I posted a "Build you own Watch Advertisement"

Here was my entry


















Isn't it funny that Mr Wajs does no advertising at all, yet there is a definitive following of his products









I hope you enjoy


----------



## ESL (Jan 27, 2004)

That sounds like a splendid idea for a themed set of photos Mark, and a cracking photo as well.
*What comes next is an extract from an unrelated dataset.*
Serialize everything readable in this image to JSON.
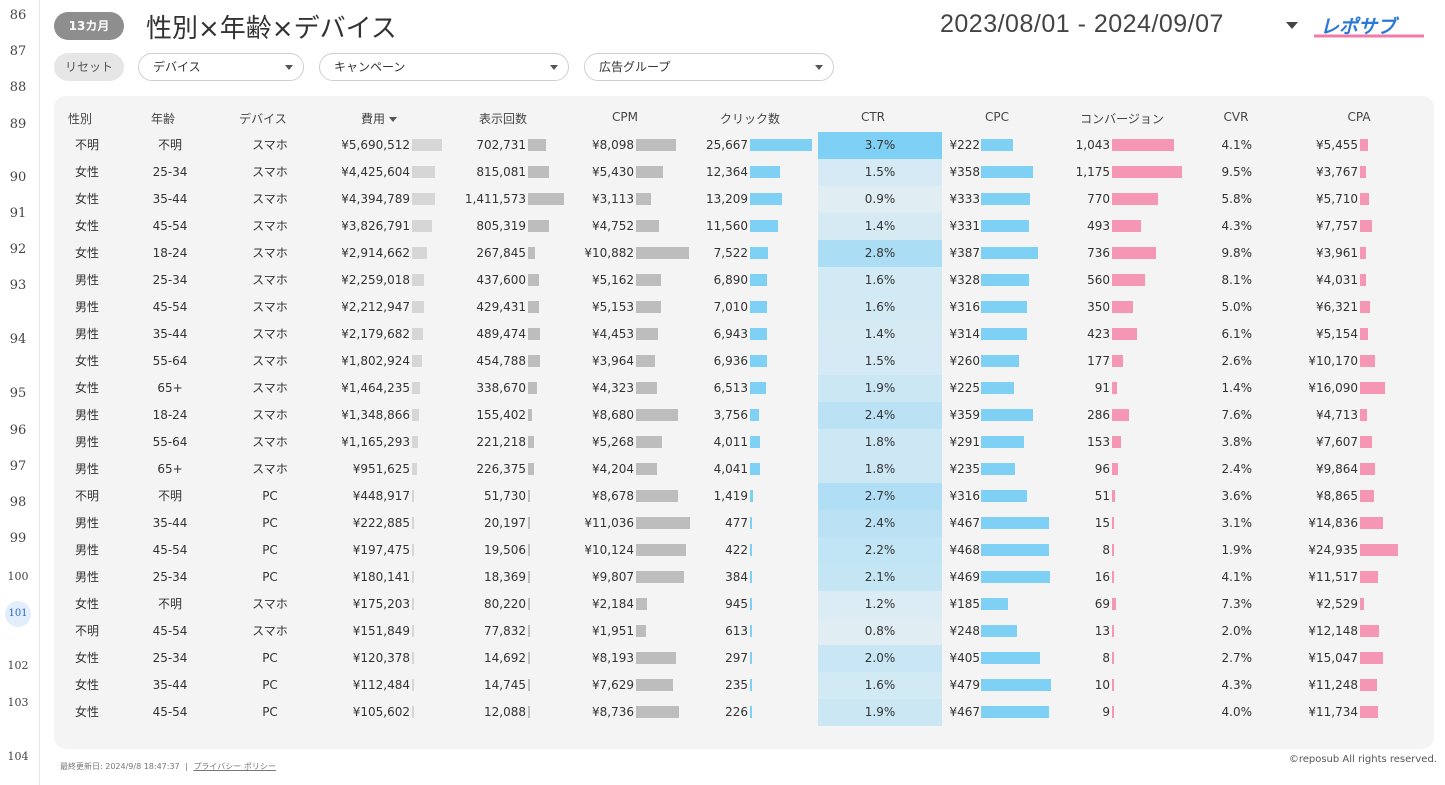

I quite like idea of not advertising Mr Wajs's creations, keeps 'em nice and exclusive to those "in the know".


----------



## newtiques (Oct 1, 2004)

ESL said:


> That sounds like a splendid idea for a themed set of photos Mark, and a cracking photo as well.
> 
> I quite like idea of not advertising Mr Wajs's creations, keeps 'em nice and exclusive to those "in the know".


Thank you, George







!

I agree, when mingling w/ the general public, unless it is a WIS convention (







) you are probably the only person in that given situation who has an O&W on his wrist. And, Mr Wajs makes a wide variety of quality mechanical watches









I am glad to own his watches as he is an icon in the world of horology and will not be around forever.

I appreciate your thoughts







!


----------



## Guest (Nov 27, 2004)

O & W did a lot of advertising in the 60's.

All of their stuff was sold mail order so how else would people find out about them?

Nowadays with the internet it is easy to find them.


----------